Cerca de uma hora antes do anúncio oficial dos países escolhidos para sediar as Copas de 2018 e 2022, as TVs inglesas já estavam com as suas transmissões abertas, com especialistas e entrevistados discutindo as chances de cada candidato.
Apesar da confiança dos britânicos, não foi dessa vez que eles irão sediar a sua segunda Copa do Mundo (a primeira foi em 1966, vencida pelos donos da casa). Após o anúncio de que a Rússia receberá o Mundial de 2018, os ingleses começaram a buscar explicações para o fracasso. O que pode ter dado errado em um projeto considerado o melhor tecnicamente pela Fifa?
É consenso que eles fizeram o melhor possível e enviaram para a Suíça os melhores cabos eleitorais disponíveis, entre eles o primeiro ministro David Cameron, o ex-jogador David Beckham e o Príncipe William, presidente da FA (Football Association). A campanha custou um total de £16 milhões, o equivalente a R$43,2 milhões.
Em entrevistas aos canais de televisão, os três afirmaram estar decepcionados, parabenizaram a Rússia e não culparam nada nem ninguém. O sentimento comum era de que não havia nada mais que eles pudessem ter feito para convencer a Fifa. Mais tarde, membros do comitê disseram que se sentiram traídos por pessoas “que nos olharam nos olhos e mentiram”. Cameron desabafou: “No fim, parece que ter a melhor proposta técnica, a melhor proposta comercial e uma paixão pelo futebol não é suficiente. Isso é muito triste.”
O chefe executivo da delegação, Andy Anson, afirmou: “Claramente é uma decisão política. Pessoas que nos prometeram o voto, obviamente mudaram de ideia.” Perguntado se membros da Fifa simplesmente não gostavam da Inglaterra, ele respondeu que acha que não. Já o secretário de Cultura, Jeremy Hunt foi mais político: “É desolador, mas o nosso país inventou o fair play, não é a hora de reclamar da decisão.”
O que mais atormenta os ingleses é o fato de eles terem recebido apenas dois votos na primeira rodada, sendo eliminados com uma candidatura considerada perfeita. Tentam achar um culpado a qualquer custo. Na televisão, muito se falou sobre o controverso programa Panorama da BBC, exibido na última segunda-feira com sérias acusações de corrupção envolvendo dirigentes da FIFA. O mais interessante é que, sempre ao questionar o timming do programa (por ter sido exibido na semana da votação), os comentaristas deixavam claro que não queriam interferir na liberdade de imprensa da BBC de exibir o que quiser, quando quiser. No domingo anterior o jornal The Sunday Times já havia publicado uma reportagem sobre corrupção, levando à expulsão de dois membros do comitê executivo da FIFA
“Ouvi rumores de que perdemos devido à imprensa britânica. Eu espero que isso não seja verdade. Eu acredito em uma imprensa livre e ela apóia tremendamente esse esporte que eu amo” , disse Beckham.
É possível que a difícil relação entre a mídia britânica e o futebol internacional tenha desestimulado os delegados a escolherem a Inglaterra, apesar de vários terem afirmado que as denúncias exibidas pela BBC não iriam interferir no resultado. No dia seguinte à veiculação do programa, o jornal The Sun estampou na primeira página uma mensagem de apoio à candidatura e de repúdio ao conteúdo do Panorama.
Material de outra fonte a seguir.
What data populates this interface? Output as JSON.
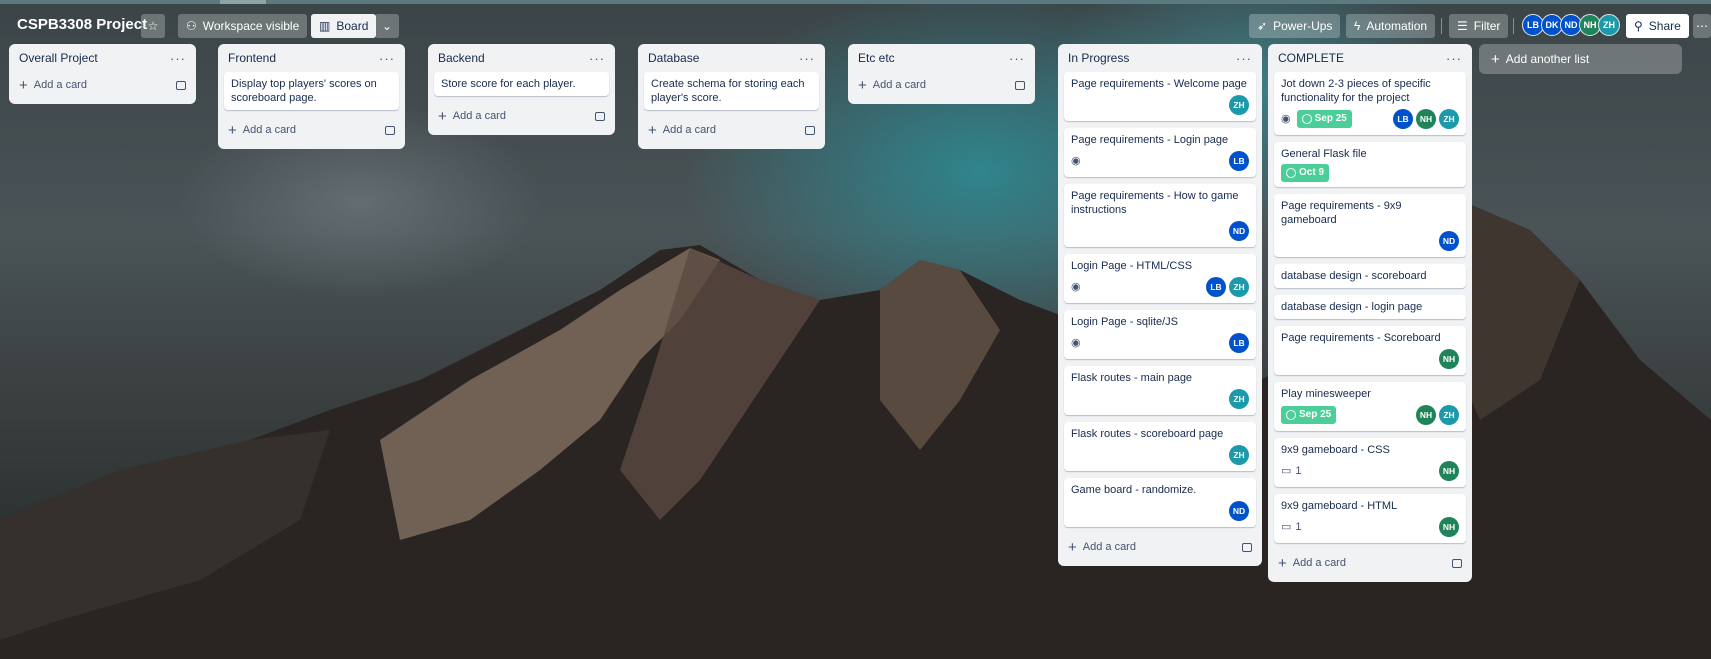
{
  "board": {
    "title": "CSPB3308 Project",
    "visibility_label": "Workspace visible",
    "view_label": "Board",
    "powerups_label": "Power-Ups",
    "automation_label": "Automation",
    "filter_label": "Filter",
    "share_label": "Share",
    "members": [
      "LB",
      "DK",
      "ND",
      "NH",
      "ZH"
    ]
  },
  "common": {
    "add_card_label": "Add a card",
    "add_list_label": "Add another list",
    "menu_dots": "···"
  },
  "lists": [
    {
      "title": "Overall Project",
      "cards": []
    },
    {
      "title": "Frontend",
      "cards": [
        {
          "text": "Display top players' scores on scoreboard page."
        }
      ]
    },
    {
      "title": "Backend",
      "cards": [
        {
          "text": "Store score for each player."
        }
      ]
    },
    {
      "title": "Database",
      "cards": [
        {
          "text": "Create schema for storing each player's score."
        }
      ]
    },
    {
      "title": "Etc etc",
      "cards": []
    },
    {
      "title": "In Progress",
      "cards": [
        {
          "text": "Page requirements - Welcome page",
          "members": [
            "ZH"
          ]
        },
        {
          "text": "Page requirements - Login page",
          "watch": true,
          "members": [
            "LB"
          ]
        },
        {
          "text": "Page requirements - How to game instructions",
          "members": [
            "ND"
          ]
        },
        {
          "text": "Login Page - HTML/CSS",
          "watch": true,
          "members": [
            "LB",
            "ZH"
          ]
        },
        {
          "text": "Login Page - sqlite/JS",
          "watch": true,
          "members": [
            "LB"
          ]
        },
        {
          "text": "Flask routes - main page",
          "members": [
            "ZH"
          ]
        },
        {
          "text": "Flask routes - scoreboard page",
          "members": [
            "ZH"
          ]
        },
        {
          "text": "Game board - randomize.",
          "members": [
            "ND"
          ]
        }
      ]
    },
    {
      "title": "COMPLETE",
      "cards": [
        {
          "text": "Jot down 2-3 pieces of specific functionality for the project",
          "watch": true,
          "due": "Sep 25",
          "members": [
            "LB",
            "NH",
            "ZH"
          ]
        },
        {
          "text": "General Flask file",
          "due": "Oct 9"
        },
        {
          "text": "Page requirements - 9x9 gameboard",
          "members": [
            "ND"
          ]
        },
        {
          "text": "database design - scoreboard"
        },
        {
          "text": "database design - login page"
        },
        {
          "text": "Page requirements - Scoreboard",
          "members": [
            "NH"
          ]
        },
        {
          "text": "Play minesweeper",
          "due": "Sep 25",
          "members": [
            "NH",
            "ZH"
          ]
        },
        {
          "text": "9x9 gameboard - CSS",
          "comments": "1",
          "members": [
            "NH"
          ]
        },
        {
          "text": "9x9 gameboard - HTML",
          "comments": "1",
          "members": [
            "NH"
          ]
        }
      ]
    }
  ],
  "colors": {
    "due_green": "#4bce97",
    "member_blue": "#0052cc",
    "member_green": "#1f845a",
    "member_teal": "#1d9aaa"
  },
  "icons": [
    "star-icon",
    "people-icon",
    "board-icon",
    "chevron-down-icon",
    "rocket-icon",
    "bolt-icon",
    "filter-icon",
    "share-icon",
    "more-icon",
    "eye-icon",
    "clock-icon",
    "comment-icon",
    "template-icon",
    "plus-icon"
  ]
}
Um dos membros do comitê inglês, Sebastian Cole, admitiu que a apresentação dos russos foi inteligente ao mostrar que nunca houve uma Copa no leste europeu, contra dez Mundiais no oeste do continente. “Foi um conceito parecido com o que o Rio de Janeiro usou em Copenhagen (quando foi eleita cidade sede das Olimpíadas de 2016). Acho que isso funcionou muito bem hoje.”
O jornal gratuito Metro, sempre com capas criativas, estampou a manchete: “Russia 2018, Inglaterra 0”. Na matéria principal, reproduziram alguns twitts que refletem o humor britânico. “E daí que a Russia roubou a Copa do Mundo debaixo do nosso nariz? Esperem até eles voltarem para casa e descobrirem que nós roubamos o clima deles”, em referência às baixas temperaturas que dominam a Inglaterra nos últimos dias. Também no Twitter, o capitão da seleção inglesa, Rio Ferdinand, mostrou a sua indignação: “Inglaterra só recebeu 2 voltos. Que P… Alguma coisa realmente está errada nisso…”
Com a decisão da FIFA de levar a Copa para novos países, não se sabe quando a Inglaterra terá a oportunidade de se candidatar novamente. Fica no ar um sentimento de que tinha de ser dessa vez. Agora só resta aos ingleses focar nas Olimpíadas de 2012 e torcer por uma classificação sem sustos da sua seleção principal para as Copas que estão por vir.